Winter Games marked by historic thaw

It is a miracle that Kim Jong-un and Donald Trump will come face to face in May, although the time and location are yet to be set.

The Winter Olympics was the appropriate arena for “breaking the ice” between the two sides, with cold and often thorny relations dating back to the end of the Korean war, 65 years ago.

Even a few months back, the ­relationship between the two was marked by insults and threats.

Hopefully, the US president and the North Korean leader can ­resolve their differences at their unprecedented summit meeting.

Sports and endeavours for peace often go hand in hand. No wonder the Winter Olympic Games was the stage on which the world found a possible way out of the North Korean nuclear weapons crisis.

However, even if Trump and Kim meet, the negotiations are likely to be far from easy.

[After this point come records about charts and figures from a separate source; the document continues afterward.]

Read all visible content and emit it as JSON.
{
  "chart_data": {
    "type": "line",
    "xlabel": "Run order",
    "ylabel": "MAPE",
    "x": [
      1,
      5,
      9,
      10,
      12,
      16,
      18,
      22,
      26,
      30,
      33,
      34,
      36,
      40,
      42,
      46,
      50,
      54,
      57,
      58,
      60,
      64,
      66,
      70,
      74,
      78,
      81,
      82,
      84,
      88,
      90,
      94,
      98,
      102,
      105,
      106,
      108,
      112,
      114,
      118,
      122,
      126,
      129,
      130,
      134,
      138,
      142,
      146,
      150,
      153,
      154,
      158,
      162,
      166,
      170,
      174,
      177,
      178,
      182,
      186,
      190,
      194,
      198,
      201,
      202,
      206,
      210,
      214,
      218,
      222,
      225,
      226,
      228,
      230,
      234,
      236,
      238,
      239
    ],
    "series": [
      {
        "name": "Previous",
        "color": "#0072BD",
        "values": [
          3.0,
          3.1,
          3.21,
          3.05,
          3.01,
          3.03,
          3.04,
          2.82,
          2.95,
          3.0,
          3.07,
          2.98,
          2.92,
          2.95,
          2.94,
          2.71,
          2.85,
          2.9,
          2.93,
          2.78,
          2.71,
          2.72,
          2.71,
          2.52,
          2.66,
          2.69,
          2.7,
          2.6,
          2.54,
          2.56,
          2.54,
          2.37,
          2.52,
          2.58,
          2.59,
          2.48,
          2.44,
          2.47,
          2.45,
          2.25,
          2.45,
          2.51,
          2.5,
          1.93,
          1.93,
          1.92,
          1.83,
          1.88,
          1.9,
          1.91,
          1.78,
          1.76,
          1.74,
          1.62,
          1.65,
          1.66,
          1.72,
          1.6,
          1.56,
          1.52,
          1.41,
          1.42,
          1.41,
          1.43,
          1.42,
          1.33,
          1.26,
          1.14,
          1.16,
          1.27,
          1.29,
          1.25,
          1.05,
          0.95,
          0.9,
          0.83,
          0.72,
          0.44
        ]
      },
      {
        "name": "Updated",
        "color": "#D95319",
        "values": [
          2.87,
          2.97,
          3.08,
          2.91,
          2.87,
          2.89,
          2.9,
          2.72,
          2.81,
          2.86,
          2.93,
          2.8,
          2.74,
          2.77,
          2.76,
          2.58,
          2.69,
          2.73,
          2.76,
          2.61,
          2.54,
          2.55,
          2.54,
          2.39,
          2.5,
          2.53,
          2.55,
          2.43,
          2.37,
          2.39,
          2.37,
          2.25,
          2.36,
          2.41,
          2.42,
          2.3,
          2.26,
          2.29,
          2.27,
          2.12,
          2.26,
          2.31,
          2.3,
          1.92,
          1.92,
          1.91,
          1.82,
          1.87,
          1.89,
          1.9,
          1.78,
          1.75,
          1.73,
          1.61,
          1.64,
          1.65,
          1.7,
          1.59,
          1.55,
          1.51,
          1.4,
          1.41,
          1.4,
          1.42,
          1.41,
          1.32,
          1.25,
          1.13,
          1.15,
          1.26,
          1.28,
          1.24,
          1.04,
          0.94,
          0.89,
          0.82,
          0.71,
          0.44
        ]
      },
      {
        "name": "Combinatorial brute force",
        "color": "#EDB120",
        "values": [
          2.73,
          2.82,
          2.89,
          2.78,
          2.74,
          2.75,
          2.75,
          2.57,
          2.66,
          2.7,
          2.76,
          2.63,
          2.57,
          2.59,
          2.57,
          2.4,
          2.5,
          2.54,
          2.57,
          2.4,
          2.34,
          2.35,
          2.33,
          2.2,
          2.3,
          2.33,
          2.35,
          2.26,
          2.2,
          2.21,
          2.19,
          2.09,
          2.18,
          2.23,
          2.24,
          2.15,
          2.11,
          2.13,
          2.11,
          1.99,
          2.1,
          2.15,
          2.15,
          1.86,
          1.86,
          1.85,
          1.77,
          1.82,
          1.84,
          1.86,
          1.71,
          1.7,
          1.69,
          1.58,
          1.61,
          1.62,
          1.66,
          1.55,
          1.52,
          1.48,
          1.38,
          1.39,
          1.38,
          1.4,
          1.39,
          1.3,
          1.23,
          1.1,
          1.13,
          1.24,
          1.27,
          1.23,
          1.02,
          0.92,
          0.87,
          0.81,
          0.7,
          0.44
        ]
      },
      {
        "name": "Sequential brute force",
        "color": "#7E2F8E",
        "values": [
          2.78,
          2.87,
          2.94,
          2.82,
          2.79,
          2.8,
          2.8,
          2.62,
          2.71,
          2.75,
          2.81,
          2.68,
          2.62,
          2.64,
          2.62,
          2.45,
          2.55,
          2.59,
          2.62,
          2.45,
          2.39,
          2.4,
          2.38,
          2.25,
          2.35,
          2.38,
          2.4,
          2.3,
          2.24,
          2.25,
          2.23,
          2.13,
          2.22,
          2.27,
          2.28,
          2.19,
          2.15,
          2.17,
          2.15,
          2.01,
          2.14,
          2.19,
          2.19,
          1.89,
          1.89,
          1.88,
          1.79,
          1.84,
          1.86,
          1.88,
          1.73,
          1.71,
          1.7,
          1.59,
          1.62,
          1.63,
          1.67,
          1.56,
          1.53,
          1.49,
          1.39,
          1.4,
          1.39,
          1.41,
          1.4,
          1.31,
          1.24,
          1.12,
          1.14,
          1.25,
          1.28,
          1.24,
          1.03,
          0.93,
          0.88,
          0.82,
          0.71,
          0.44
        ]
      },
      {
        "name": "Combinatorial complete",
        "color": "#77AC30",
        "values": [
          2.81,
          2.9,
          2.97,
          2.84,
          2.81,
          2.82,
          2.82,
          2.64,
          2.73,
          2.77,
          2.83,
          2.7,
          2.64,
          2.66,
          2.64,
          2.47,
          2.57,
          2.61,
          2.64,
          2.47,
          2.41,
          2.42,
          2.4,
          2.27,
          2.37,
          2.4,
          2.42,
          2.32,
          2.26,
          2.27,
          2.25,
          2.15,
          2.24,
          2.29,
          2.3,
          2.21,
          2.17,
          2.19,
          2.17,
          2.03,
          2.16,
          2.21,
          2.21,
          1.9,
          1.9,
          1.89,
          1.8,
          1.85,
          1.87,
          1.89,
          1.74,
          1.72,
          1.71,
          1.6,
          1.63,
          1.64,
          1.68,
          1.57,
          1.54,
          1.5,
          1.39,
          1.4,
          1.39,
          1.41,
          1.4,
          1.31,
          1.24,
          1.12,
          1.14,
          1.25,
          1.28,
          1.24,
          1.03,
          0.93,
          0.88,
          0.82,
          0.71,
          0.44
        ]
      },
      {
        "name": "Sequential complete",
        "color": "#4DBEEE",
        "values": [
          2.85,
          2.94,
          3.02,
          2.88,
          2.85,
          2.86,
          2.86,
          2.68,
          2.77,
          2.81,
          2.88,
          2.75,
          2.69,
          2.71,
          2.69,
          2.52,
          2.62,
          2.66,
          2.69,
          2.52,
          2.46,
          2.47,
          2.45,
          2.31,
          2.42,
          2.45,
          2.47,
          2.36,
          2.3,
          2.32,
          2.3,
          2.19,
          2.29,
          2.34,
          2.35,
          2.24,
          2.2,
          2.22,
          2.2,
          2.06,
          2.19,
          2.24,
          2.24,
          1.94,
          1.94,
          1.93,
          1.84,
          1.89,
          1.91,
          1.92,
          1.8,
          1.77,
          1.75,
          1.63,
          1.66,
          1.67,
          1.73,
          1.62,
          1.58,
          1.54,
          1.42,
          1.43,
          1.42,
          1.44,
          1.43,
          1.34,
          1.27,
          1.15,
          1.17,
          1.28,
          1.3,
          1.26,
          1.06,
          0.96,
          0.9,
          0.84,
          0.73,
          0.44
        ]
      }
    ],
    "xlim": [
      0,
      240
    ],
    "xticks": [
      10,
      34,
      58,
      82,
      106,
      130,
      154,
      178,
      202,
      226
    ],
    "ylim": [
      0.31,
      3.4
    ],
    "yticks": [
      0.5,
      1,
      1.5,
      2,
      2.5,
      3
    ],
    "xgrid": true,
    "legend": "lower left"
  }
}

The Russian foreign minister, Sergei Lavrov, said a Trump-Kim meeting should open up a way to resuming a diplomatic process “on the basis of principles agreed during the six-party talks and the UN Security Council”.

However, any talks will be difficult because of conflicting interests among the six parties.

The US is a major stumbling block for Korean unification, whereas Japan is in an embarrassing situation, as it may prefer the status quo, given its history of Korean occupation.

However, in 1972, the US and China broke the ice after US secretary of state Dr Henry Kissinger’s ­secret visit to China the year before led to a rapprochement.

The forthcoming US-North Korea negotiations offer similar hope. We should pay tribute to the spirit of the Olympic Games.

Lo Wai Kong, Yau Ma Tei

Slow speeds ensured in net oligopoly

Your correspondent, Ulf Orhling, is spot on in his critique of broadband provision in Hong Kong (“Slow, unstable broadband ­unacceptable in world city with ‘smart’ aspirations”, March 3).

Oligopolistic provision ­ensures slow speed, onerous contract terms and poor customer service through much of the city.

This damages business competitiveness, as well as the quality of social provision.